Manajemen konflik sering dianggap berbeda dari resolusi konflik. Agar konflik yang sebenarnya terjadi, harus ada ekspresi pola eksklusif, dan menceritakan mengapa konflik itu diekspresikan seperti itu.

Konflik bukan hanya tentang ketidakmampuan sederhana, tetapi sering dikaitkan dengan masalah sebelumnya. Pada dasarnya, tiga metode penyelesaian situasi yang telah mencapai tahap konflik terbuka sering digunakan oleh banyak organisasi yang berbeda.

  1. Perundingan atau Negosiasi bersama: Ini adalah proses di mana perwakilan kelompok yang diamanatkan dalam situasi konflik bertemu bersama untuk menyelesaikan perbedaan mereka dan untuk mencapai kesepakatan. Negosiasi sering kali melibatkan kompromi, satu kelompok mungkin memenangkan salah satu tuntutan mereka dan menyerah pada yang lain.
  2. Mediasi atau Konsiliasi: Kamus mendefinisikan konsiliasi sebagai “tindakan memperoleh niat baik atau mendorong perasaan bersahabat.” Undang-undang hubungan perburuhan Afrika Selatan mengatur proses konsiliasi di tempat kerja, di mana kelompok-kelompok yang berada dalam konflik dan yang gagal mencapai kesepakatan, dapat berkumpul sekali lagi untuk mencoba menyelesaikan perbedaan mereka.
  3. Arbitrase: Berarti penunjukan orang independen untuk bertindak sebagai hakim (atau hakim) dalam suatu sengketa, untuk memutuskan syarat-syarat penyelesaian. Kedua belah pihak yang berkonflik harus sepakat tentang siapa arbiter yang seharusnya, dan bahwa keputusan arbiter akan mengikat mereka semua.
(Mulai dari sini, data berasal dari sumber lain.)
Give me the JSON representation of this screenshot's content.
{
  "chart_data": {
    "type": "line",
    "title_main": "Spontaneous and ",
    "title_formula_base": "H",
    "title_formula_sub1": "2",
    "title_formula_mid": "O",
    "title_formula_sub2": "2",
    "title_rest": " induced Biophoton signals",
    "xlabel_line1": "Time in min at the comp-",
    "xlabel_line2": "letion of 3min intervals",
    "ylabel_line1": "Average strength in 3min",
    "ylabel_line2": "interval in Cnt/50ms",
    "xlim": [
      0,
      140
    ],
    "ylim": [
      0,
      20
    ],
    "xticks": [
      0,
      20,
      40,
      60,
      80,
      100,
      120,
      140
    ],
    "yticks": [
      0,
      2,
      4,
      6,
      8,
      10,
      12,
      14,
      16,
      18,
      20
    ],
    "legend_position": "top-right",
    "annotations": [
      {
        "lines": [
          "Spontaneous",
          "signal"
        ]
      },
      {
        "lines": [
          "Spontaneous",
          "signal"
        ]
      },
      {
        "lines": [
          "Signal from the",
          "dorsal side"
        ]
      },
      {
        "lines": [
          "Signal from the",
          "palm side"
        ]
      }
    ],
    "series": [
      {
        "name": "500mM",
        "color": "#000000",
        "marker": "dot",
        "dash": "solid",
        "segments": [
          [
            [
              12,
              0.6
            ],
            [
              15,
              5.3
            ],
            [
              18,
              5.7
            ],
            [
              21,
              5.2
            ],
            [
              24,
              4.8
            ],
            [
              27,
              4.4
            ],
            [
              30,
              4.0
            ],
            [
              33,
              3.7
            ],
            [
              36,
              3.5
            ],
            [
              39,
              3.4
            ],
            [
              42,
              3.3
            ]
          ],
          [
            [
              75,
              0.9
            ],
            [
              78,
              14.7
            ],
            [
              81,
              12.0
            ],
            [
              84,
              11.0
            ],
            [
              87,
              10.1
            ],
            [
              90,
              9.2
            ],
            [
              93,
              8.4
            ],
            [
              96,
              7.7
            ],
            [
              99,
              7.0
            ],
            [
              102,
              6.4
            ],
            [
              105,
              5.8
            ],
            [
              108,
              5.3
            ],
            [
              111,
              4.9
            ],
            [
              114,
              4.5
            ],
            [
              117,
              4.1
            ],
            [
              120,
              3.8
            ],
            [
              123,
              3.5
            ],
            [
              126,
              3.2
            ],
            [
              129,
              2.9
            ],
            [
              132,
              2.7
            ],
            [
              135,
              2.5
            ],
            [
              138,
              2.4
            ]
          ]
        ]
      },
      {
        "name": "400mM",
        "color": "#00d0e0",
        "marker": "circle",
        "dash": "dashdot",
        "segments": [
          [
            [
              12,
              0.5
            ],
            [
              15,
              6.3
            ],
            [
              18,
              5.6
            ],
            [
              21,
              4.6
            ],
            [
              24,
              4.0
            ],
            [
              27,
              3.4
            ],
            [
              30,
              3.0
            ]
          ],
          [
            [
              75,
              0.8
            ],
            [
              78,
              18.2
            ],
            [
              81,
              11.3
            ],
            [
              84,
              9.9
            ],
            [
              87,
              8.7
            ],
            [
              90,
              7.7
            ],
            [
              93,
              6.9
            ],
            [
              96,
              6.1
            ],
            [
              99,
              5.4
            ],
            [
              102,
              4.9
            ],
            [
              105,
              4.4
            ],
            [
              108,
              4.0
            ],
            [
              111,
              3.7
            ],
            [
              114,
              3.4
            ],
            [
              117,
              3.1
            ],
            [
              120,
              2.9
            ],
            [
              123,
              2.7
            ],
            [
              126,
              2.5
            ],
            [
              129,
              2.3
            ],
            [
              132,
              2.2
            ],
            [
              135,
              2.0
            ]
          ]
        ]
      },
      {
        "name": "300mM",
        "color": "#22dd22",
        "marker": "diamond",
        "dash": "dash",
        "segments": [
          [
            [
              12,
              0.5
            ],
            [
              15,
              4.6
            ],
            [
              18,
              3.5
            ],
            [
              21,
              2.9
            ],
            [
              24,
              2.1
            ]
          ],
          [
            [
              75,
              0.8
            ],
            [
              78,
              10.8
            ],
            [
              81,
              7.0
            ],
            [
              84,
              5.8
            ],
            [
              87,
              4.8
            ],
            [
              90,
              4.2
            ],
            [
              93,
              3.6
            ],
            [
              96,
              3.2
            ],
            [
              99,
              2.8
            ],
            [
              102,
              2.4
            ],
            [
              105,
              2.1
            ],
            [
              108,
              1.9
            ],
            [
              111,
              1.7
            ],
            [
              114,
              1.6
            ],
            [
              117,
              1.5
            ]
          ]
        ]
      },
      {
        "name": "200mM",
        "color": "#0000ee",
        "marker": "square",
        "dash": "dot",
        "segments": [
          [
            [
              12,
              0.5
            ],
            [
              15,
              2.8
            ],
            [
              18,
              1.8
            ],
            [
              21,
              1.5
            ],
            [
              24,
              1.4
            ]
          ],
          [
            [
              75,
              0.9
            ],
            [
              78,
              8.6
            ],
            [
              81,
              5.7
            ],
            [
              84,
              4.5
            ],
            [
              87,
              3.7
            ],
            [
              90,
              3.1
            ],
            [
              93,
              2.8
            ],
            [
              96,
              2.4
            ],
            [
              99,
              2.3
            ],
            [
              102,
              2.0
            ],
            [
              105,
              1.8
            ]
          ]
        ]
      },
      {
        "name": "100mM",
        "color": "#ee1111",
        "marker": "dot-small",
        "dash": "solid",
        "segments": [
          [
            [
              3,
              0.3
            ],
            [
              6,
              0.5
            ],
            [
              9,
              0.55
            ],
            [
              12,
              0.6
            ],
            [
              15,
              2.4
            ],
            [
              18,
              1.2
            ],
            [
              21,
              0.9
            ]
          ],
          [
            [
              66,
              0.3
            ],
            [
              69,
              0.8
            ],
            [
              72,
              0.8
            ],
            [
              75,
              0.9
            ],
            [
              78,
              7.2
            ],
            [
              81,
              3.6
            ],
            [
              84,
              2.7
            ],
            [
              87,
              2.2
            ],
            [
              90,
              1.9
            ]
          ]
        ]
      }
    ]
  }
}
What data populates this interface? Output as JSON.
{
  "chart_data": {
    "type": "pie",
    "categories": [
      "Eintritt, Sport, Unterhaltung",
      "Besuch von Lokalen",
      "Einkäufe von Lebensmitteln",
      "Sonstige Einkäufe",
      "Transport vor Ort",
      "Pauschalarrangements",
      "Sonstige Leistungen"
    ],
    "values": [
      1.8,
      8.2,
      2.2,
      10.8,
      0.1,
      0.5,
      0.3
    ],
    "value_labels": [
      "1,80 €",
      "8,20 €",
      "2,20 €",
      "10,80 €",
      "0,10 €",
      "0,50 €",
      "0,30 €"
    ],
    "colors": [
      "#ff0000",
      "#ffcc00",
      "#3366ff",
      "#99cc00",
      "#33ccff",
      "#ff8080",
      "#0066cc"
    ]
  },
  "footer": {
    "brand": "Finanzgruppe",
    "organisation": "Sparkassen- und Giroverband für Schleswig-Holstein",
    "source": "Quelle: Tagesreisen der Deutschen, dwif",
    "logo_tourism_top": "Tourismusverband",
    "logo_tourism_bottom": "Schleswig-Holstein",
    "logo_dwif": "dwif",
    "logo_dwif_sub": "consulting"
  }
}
Menjalankan Proses Mediasi

Sebagai upaya menyelesaikan konflik, proses mediasi secara garis besar dapat dibagi menjadi tiga tahap berikut:

Tahap 1: Pengenalan dan pembentukan kredibilitas

Selama tahap pertama, mediator memainkan peran pasif. Tugas utama adalah mendapatkan kepercayaan dan penerimaan dari pihak-pihak yang berkonflik, sehingga mereka mulai percaya bahwa dia akan mampu membantu mereka secara adil sebagai orang yang dapat mereka andalkan setiap saat.

Tahap 2: Mengarahkan proses negosiasi

Pada tahap kedua, mediator melakukan intervensi lebih aktif dalam mengarahkan negosiasi. Dia mungkin menawarkan nasihat kepada para pihak, mencoba untuk menetapkan titik perlawanan yang sebenarnya dari masing-masing pihak dan untuk menemukan area di mana kompromi dapat dicapai.

Mediator akan mendorong para pihak untuk mengajukan proposal dan kontra-proposal dan (ketika solusi tampaknya layak) akan mulai mendesak atau bahkan menekan para peserta untuk menerima penyelesaian.

Tahap 3: Gerakan menuju penyelesaian akhir

Seorang mediator yang berpengalaman akan tahu kapan harus menggunakan diplomasi dan kapan harus memberikan tekanan menuju penyelesaian akhir perselisihan. Pengaturan waktu dan kepekaan terhadap kepribadian dan posisi strategis penting untuk menjaga kredibilitas dan menghindari penolakan oleh satu atau lebih pihak dalam prosesnya.

Proses mediasi bersifat dinamis dan disetel dengan baik. Seorang mediator yang baik harus fleksibel dan inventif, dan harus memastikan bahwa nilai-nilai pribadinya tidak dikenakan pada pihak-pihak yang berkonflik. Seorang mediator dapat menasihati, membujuk, atau membujuk mereka menuju kesepakatan.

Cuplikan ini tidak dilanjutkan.